Councils recognise the important need for education programmes designed to reduce misuse of all drugs, not just NPS. Further, there has been particular concern in local government about the use of NPS by younger people, particularly teenagers, who in some cases have a mistaken perception that NPS are safe to use.


Committee Stage, House of Lords, 23 June, 2015

Key messages

However, if the definition of psychoactive substances in the Bill could capture unintended materials, like incense, then consideration should be given to adding those substances to the list of exemptions in Schedule 1 of the Bill.

Legal highs', or new psychoactive substances (NPS), are untested and unpredictable and, in the worst cases, can cause death.
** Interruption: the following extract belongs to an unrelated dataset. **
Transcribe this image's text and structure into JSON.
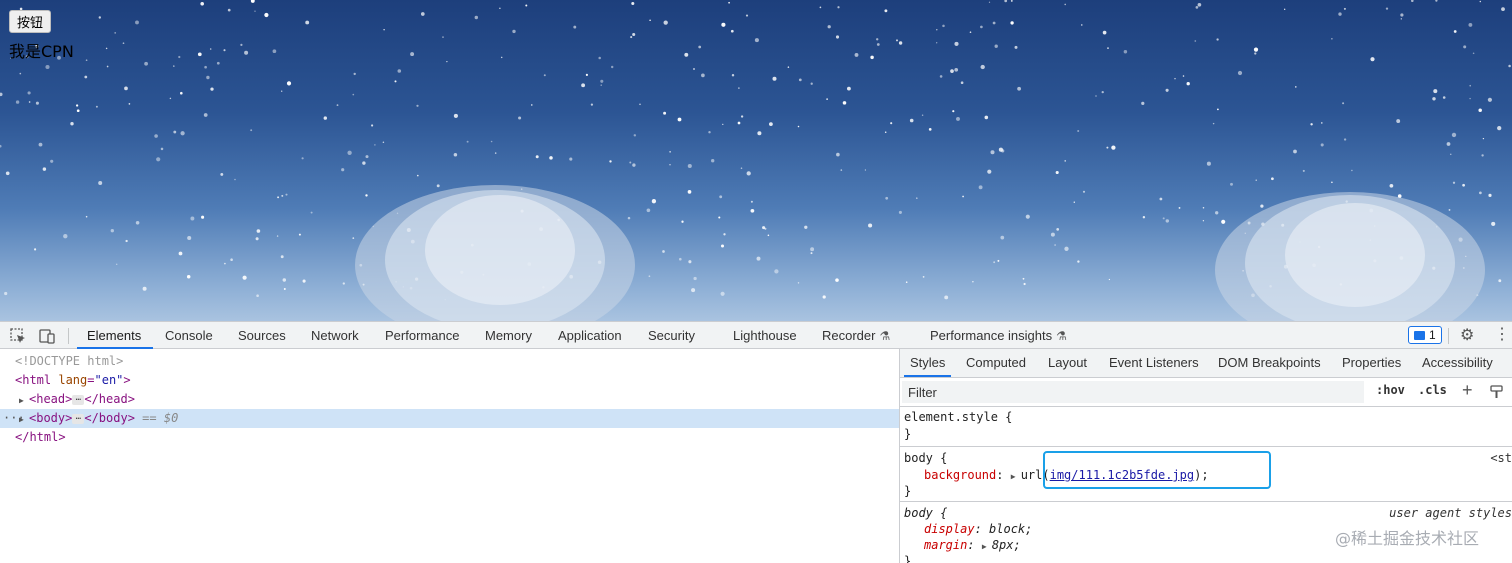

Often, they can be more potent than the illegal drugs they are designed to mimic.

The LGA has argued that existing legislation is not sufficient to protect the public from the potentially devastating consequences of legal highs, with council trading standards teams reporting it is not fit for purpose.


Second Reading, House of Lords, 9 June 2015

Key messages

The LGA welcomes the move by the Government to ban the production, distribution, sale and supply of psychoactive substances in the UK with the Psychoactive Substances Bill. ‘Legal highs', or new psychoactive substances (NPS), are untested and unpredictable and, in the worst cases, can cause death. Often, they can be more potent than the illegal drugs they are designed to mimic.

The LGA has long argued that existing legislation is not sufficient to protect the public from the potentially devastating consequences of legal highs, with council trading standards teams reporting it is not fit for purpose.